Other than proclaiming the year on behalf of the family, the UN will remain relatively uninvolved in the celebrations among the member countries. It will act more as a support for local and national groups. It has set up a fund to support national action and projects, especially in developing countries, and has national committees for the family overseeing the events.

Everyone wants to get in on the act. Groups which have signed on as partners in Canada represent some of the cornerstones of Canadian society. They include banks, big businesses, government and religious groups. The Canadian Association of Chiefs of Police, the Royal Canadian Legion and the Canadian Bible Association are joined by the Salvation Army, the Council of the Muslim Community of Canada, the Conference of Mennonites in Canada and the Canadian Jewish Congress.

Two large religious organizations with an active interest in the family, the Canadian Conference of Catholic Bishops and the Evangelical Fellowship of Canada, have also signed on as partners. The CCCB plans a statement which will consist of a message of support to families, a spokeswoman with the bishops’ conference said.

Cardinal Alfonso Lopez Trujillo, a high-ranking Catholic prelate and the president of the Pontifical Council for the Family, said in Toronto recently that the Catholic Church, while supporting the International Year of the Family, will continue to express the family’s “fundamental identity and nature, inscribed on it by God the Creator.”

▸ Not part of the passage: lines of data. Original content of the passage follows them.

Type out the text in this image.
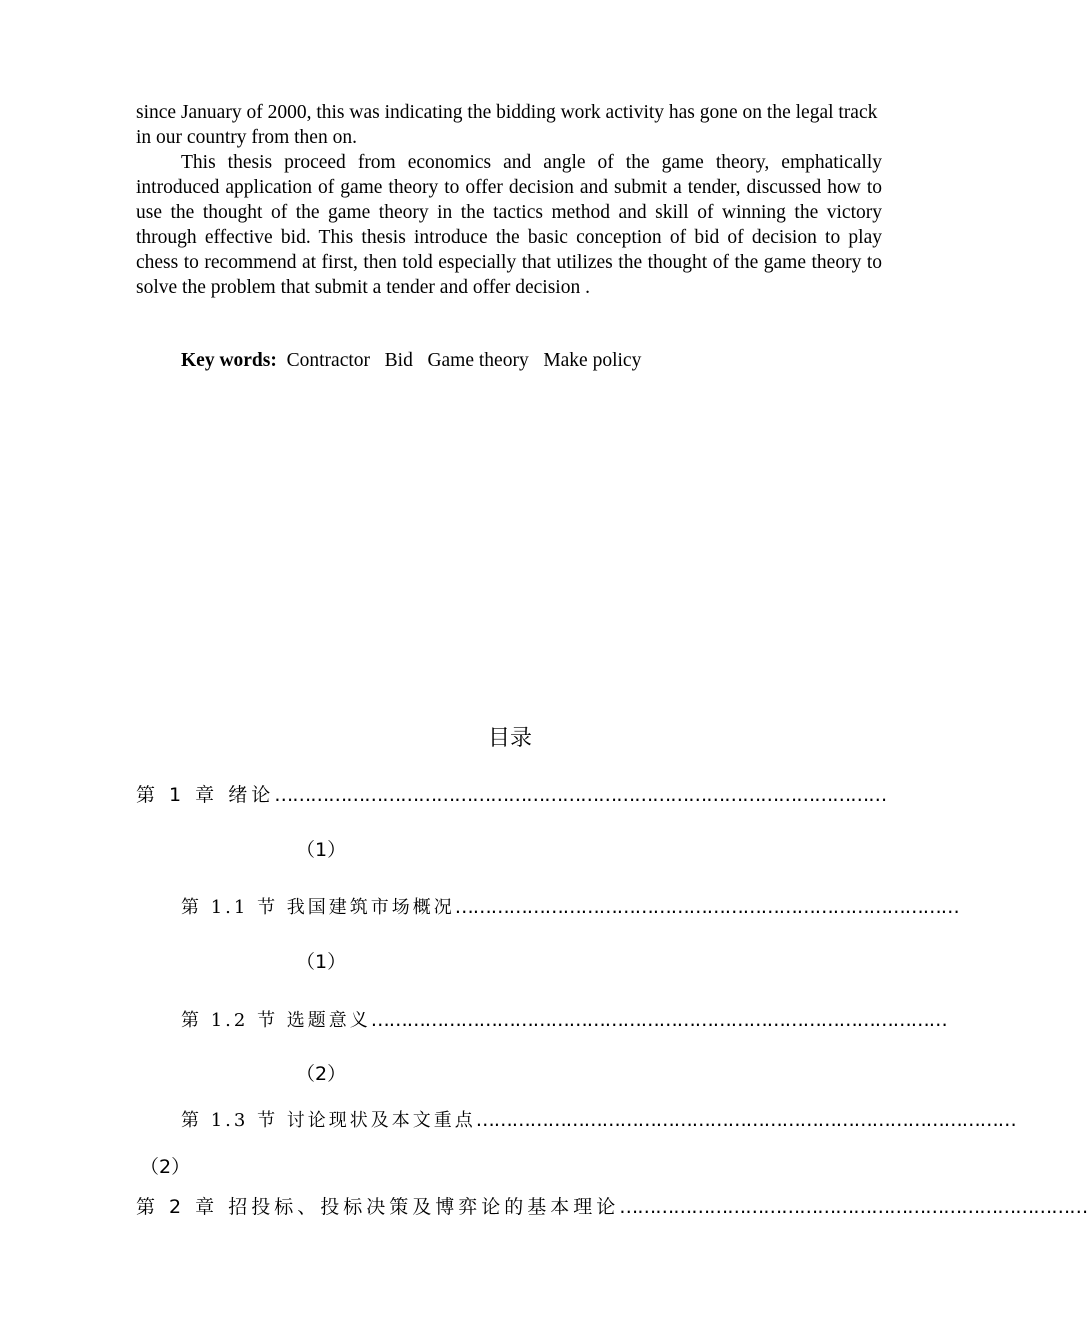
since January of 2000, this was indicating the bidding work activity has gone on the legal track in our country from then on.

This thesis proceed from economics and angle of the game theory, emphatically introduced application of game theory to offer decision and submit a tender, discussed how to use the thought of the game theory in the tactics method and skill of winning the victory through effective bid. This thesis introduce the basic conception of bid of decision to play chess to recommend at first, then told especially that utilizes the thought of the game theory to solve the problem that submit a tender and offer decision .

Key words:  Contractor   Bid   Game theory   Make policy
目录
第 1 章 绪论 …………………………………………………………………………………………
（1）
第 1.1 节 我国建筑市场概况 …………………………………………………………………………
（1）
第 1.2 节 选题意义 ……………………………………………………………………………………
（2）
第 1.3 节 讨论现状及本文重点 ………………………………………………………………………………
（2）
第 2 章 招投标、投标决策及博弈论的基本理论 ……………………………………………………………………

The Evangelical Fellowship of Canada also plans a big splash to mark the year of the family.

Christine Kirby, family ministry co-ordinator with EFC, says the group is working independently of the UN.

“We’re basically using their logo and that’s it,” she says. “We’re not linked with them. We’re taking advantage of the Year of the Family and using it to reinforce some good values.” She says the EFC is aware of the history of the UN, and some of its anti-life policies, but she says Evangelicals want to take advantage of the good things the UN does and build on them.

There are about 1,000 member churches with the EFC and many others who are not officially members but will be participating. The events, called Family Invitationals, are for congregations across the country.